Duraksayıp yüzüne baktım. Meraklı gözleri bir an evvel cümlemi tamamlamam için resmen yalvarıyordu. Yüzüne bakmak bile içime inanılmaz bir huzur yayıyordu. Hafifçe tebessüm ederek cümlemi tamamladım. "Bana komik bir anını anlatsana."

Son anda kuracağım cümleyi değiştirmiştim. Çünkü ondan bana sarılmasını istesem bunu yapacağını biliyordum. Ama kendisi istediği, onun aklına geldiği için değil... Ben istediğim için yapardı. Eğer bir gün ona sarılacaksam, o güzel saçlarının kokusunu içime çekeceksem bunu o başlatmalıydı. O istemeliydi. Sırf ben istiyorum diye hassasiyetini görmezden gelmemeliydi.

Onun benim yanımda kendini rahat hissetmesi her şeyden önemliydi.

"Komik bir anım... Dur, düşüneyim," diye mırıldandığında yeniden yürümeye başlamıştık. Yüzü bir gülümsemeyle aydınlanırken parlayan gözlerini bana çevirdi. "Ya bir kere okulda veli toplantısı vardı. Biz de arkadaşlarla salonun dışında bekliyorduk. Okuldaki matematik hocası geldi, oradaki kırık sandalyeye oturdu ve pat diye düştü. Komik olan düşmesi değil ama bir insanın düşerken bile yüzünde mimik oynamaz mı?"

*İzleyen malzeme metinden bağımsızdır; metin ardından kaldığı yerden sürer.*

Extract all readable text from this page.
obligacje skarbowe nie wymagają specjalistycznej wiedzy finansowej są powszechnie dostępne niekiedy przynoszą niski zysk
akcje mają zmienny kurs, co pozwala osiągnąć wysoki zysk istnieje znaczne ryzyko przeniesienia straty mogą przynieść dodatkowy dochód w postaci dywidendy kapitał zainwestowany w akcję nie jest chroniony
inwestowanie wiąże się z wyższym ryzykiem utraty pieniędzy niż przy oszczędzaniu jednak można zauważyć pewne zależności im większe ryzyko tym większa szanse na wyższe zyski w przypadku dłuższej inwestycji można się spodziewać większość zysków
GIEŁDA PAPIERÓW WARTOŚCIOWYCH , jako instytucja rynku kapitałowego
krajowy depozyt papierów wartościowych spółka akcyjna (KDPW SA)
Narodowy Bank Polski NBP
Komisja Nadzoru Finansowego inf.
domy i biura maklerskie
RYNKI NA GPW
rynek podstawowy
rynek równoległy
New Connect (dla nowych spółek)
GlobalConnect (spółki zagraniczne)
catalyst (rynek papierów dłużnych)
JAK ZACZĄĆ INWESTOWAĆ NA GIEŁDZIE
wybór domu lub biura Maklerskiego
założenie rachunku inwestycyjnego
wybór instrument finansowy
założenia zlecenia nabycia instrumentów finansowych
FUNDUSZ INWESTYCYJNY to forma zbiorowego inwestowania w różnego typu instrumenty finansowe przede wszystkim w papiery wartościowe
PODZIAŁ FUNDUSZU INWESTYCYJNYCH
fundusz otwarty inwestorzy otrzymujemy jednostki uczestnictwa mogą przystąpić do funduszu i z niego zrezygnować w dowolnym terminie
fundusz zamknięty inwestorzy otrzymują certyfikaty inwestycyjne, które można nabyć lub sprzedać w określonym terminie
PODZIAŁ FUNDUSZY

Eliyle kendisine yelpaze yapıp gülüşünü durdurmaya çalıştı ancak nafileydi. "Bildiğin hazırdaki surat ifadesi düşerken hiç bozulmadı. O kadar komik..." Cümlesi girdiği gülme kriziyle yarıda kalmıştı. Hayat dolu Cennet'in kıkırtılarını dinlerken yüreğimdeki yük bir anda hafiflemişti. Yüzüne gülümseyerek baktım.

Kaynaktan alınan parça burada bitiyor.